= American Family Planning =

American Family Planning, formerly known as The Ladies Center and as Community Healthcare Center, was a clinic in Pensacola, Florida, providing abortions and other women's healthcare services. It is notable as the site of a number of acts of anti-abortion violence.

Perhaps best-known was the 1994 murder of Dr. John Britton. Britton was a physician working at the clinic; he and his escort James Barrett were shot to death as they arrived on July 29 by anti-abortion protester Paul Jennings Hill. Barrett's wife June was also wounded. Previously, the clinic had been bombed twice in 1984; a pipe bomb destroyed the building on June 25 of that year, and four youths—Matt Goldsby, Jimmy Simmons, Kathy Simmons, and Kaye Wiggins—bombed it on Christmas Day, calling the crime "a gift to Jesus on his birthday." These bombers stated that they were also behind the June bombing.

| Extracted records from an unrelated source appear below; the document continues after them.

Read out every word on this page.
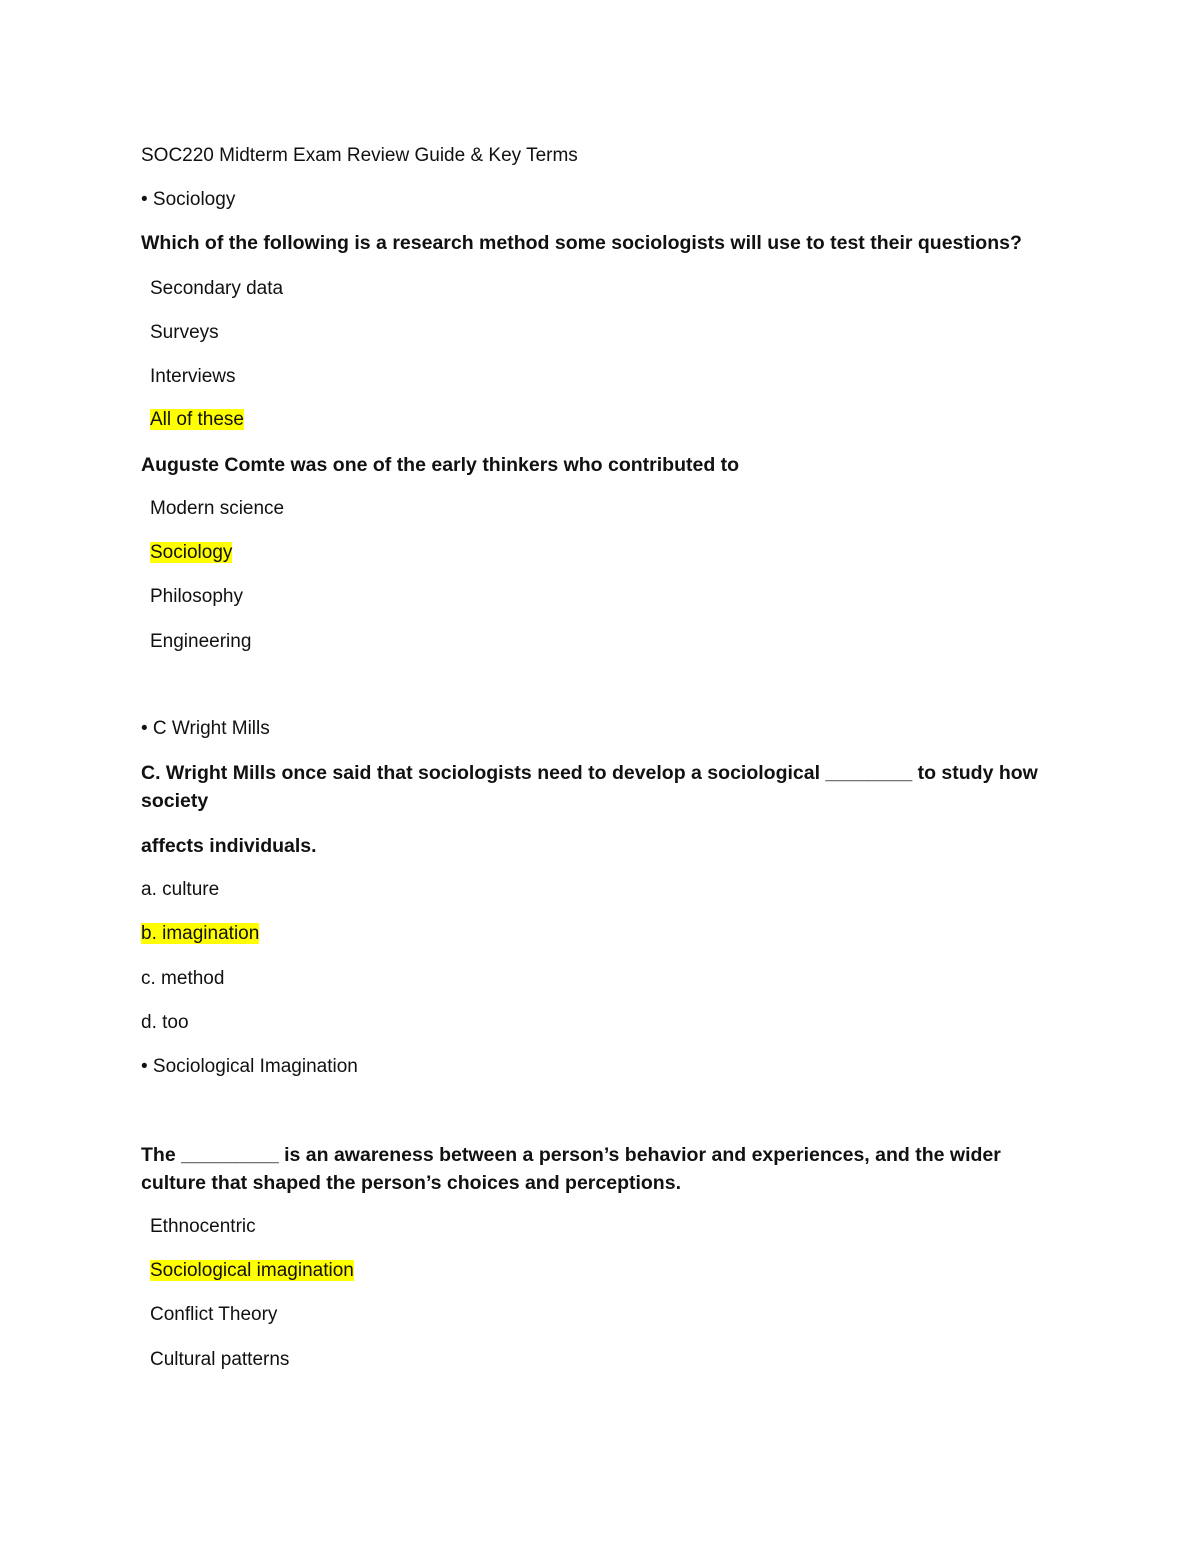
SOC220 Midterm Exam Review Guide & Key Terms
• Sociology
Which of the following is a research method some sociologists will use to test their questions?
Secondary data
Surveys
Interviews
All of these
Auguste Comte was one of the early thinkers who contributed to
Modern science
Sociology
Philosophy
Engineering
• C Wright Mills
C. Wright Mills once said that sociologists need to develop a sociological ________ to study how society
affects individuals.
a. culture
b. imagination
c. method
d. too
• Sociological Imagination
The _________ is an awareness between a person’s behavior and experiences, and the wider culture that shaped the person’s choices and perceptions.
Ethnocentric
Sociological imagination
Conflict Theory
Cultural patterns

On January 1, 2012, Bobby Joe Rogers firebombed the clinic with a Molotov cocktail; the fire gutted the building. Rogers told investigators that he was motivated to commit the crime by his opposition to abortion, and that what more directly prompted the act was seeing a patient enter the clinic during one of the frequent anti-abortion protests there.

It was shuttered by the Florida Agency for Health Care Administration in 2022 after multiple clients had parts of their internal organs removed and had to be hospitalized.